Aturan tentang umur, tingkat pendidikan, dan IPK, dalam strategi rekrutmen kepemimpinan, sebenarnya adalah bias dari kenyataan terkini yang dihadapi semua organisasi mahasiswa. Saya yakin, PB PMII tidak sekedar ngopy-paste kebijakan organisasi tetangga sebelah. Kalau pun menjiplak, apa salahnya dengan kabijaksanaan menghadapi perbaikan? Bukankah kita kenal dengan al-akhdzu bil jadîdil ashlah. Dengan strategi rekrutmen berupa pembatasan umur, justru kepemimpinan di PMII akan lebih baik, dengan melihat keteraturan pengkaderan itu sendiri.
Justru bukan pembatasan umur itu sendiri yang telah merebut hak politik kader, tapi ada mudlarat lain yang perlu dipikirkan, yaitu perkembangan kaderisasi. Kita ingin ke depan PMII dipimpin oleh kader-kader Muda yang berkualitas, kader-kader yang secara pribadi tuntas menyelesaikan tantangan dirinya sebagai mahasiswa (baca: menghadapi dunia akademiknya). Bukan pribadi yang dengan argumen pengabdian kemudian gagal menata dirinya sendiri. Inilah yang sangat tidak kita harapkan, sudah terlalu banyak oknum di PMII yang gagal dalam menata kehidupannya sendiri (dalam perspektif akademik) namun tanpa sadar mencari kambing hitam dengan kalimat “Waktu habis untuk Mengabdi di PMII”.

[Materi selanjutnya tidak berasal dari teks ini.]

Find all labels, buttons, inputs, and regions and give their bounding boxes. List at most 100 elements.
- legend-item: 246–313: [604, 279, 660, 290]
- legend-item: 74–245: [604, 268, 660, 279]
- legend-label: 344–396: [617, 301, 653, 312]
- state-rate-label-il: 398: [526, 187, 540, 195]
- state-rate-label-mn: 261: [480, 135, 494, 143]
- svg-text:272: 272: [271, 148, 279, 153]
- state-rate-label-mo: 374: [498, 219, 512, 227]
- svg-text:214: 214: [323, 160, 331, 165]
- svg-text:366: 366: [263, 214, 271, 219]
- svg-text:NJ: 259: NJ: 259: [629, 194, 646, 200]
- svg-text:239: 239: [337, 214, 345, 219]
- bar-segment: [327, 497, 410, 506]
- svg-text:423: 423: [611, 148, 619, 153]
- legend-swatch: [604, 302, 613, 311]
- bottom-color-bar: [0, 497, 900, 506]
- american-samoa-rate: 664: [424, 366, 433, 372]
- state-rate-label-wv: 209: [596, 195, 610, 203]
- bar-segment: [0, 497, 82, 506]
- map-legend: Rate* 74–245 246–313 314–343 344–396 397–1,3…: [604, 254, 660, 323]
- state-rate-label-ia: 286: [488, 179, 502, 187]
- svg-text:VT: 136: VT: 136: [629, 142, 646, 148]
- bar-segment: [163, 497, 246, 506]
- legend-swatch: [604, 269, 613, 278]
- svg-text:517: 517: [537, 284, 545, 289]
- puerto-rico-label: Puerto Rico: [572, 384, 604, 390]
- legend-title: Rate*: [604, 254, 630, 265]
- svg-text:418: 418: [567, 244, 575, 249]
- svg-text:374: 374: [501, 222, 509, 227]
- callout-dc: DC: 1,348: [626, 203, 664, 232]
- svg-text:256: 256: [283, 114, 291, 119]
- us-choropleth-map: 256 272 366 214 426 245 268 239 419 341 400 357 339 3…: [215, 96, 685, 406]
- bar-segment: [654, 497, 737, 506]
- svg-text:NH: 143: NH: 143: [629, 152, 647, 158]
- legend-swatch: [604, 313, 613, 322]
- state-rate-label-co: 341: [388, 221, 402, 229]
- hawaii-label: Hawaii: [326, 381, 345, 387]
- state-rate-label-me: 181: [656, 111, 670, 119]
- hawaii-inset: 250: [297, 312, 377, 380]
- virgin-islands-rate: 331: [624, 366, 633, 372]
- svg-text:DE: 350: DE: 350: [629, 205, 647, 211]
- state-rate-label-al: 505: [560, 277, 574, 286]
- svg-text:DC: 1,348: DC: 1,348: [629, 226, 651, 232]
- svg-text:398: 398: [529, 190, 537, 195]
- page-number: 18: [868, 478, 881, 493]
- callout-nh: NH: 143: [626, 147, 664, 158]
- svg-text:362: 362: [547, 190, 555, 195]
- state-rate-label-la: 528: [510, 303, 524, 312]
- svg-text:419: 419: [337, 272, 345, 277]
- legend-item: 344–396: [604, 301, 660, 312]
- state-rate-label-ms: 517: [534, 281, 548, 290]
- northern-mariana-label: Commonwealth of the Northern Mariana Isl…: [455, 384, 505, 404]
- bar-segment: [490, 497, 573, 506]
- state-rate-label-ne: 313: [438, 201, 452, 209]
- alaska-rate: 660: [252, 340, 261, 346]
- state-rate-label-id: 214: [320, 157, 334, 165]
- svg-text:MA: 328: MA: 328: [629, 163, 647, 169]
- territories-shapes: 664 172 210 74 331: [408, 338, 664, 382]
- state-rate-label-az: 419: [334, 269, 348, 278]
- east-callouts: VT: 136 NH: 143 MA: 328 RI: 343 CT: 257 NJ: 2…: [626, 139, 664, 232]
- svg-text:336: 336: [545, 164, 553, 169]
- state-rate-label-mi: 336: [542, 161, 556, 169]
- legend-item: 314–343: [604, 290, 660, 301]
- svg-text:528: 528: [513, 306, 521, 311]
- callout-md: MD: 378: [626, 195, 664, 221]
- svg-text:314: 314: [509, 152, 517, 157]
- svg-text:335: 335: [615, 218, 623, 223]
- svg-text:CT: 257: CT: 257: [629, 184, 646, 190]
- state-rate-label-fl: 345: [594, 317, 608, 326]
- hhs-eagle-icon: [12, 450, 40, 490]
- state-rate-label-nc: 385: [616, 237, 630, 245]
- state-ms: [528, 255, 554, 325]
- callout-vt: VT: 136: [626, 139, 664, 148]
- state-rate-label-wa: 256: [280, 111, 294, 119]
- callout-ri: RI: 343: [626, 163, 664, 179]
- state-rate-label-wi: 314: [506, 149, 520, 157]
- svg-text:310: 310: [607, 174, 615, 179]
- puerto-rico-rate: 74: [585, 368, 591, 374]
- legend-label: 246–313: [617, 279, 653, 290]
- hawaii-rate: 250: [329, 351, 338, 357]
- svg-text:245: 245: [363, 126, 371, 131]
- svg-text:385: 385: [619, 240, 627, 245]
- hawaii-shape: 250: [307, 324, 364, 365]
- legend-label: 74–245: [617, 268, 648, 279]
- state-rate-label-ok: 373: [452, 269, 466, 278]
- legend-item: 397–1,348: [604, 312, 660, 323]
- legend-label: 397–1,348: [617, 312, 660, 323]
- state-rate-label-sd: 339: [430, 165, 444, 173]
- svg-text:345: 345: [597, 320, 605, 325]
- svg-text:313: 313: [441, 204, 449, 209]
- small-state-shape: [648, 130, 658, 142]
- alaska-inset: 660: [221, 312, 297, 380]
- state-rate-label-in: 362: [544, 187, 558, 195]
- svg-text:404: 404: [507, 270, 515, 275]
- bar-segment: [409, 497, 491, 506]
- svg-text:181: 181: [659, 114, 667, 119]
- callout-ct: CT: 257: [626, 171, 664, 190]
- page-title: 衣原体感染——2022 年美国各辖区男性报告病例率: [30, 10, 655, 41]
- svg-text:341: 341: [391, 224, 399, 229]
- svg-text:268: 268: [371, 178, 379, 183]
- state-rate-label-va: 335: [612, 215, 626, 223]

Terakhir Penulis sangat menyadari bahwa IPK yang baik dan keahlian dalam dunia akademik seseorang tidak menjamin kesuksesan seseorang di dunia profesional, namun jika itu saja tidak cukup bagaimana sebaliknya?
Sekali lagi Tulisan ini ditulis berdasarkan pengalaman pribadi penulis yang didapatkan selama berproses mulai menjadi Anggota, Kader hingga menjadi Pengurus di PC PMII Kota Malang. Tentu fakta dan realita ini bisa juga terjadi di luar daerah Kota Malang atau bahkan sebaliknya. Ucapan terima kasih khusus saya sampaikan kepada Sahabat saya Mutholibin, karena beliau telah menginspirasi saya untuk kembali berpikir mengenai PMII dan menghasilkan tulisan ini. Penulis mengharap ada banyak masukan, sharing pengalaman, ide serta gagasan untuk sahabat-sahabat yang membaca Tulisan ini. Bersama Kita Perkokoh Barisan kita, Tangan Terkepal dan Maju Kemuka…!.
* Penulis adalah Pengurus Cabang PMII Kota Malang angkatan 2009, penerima beasiswa Fast Track 2013 untuk program S2 Ilmu Administrasi Publik Universitas Brawijaya.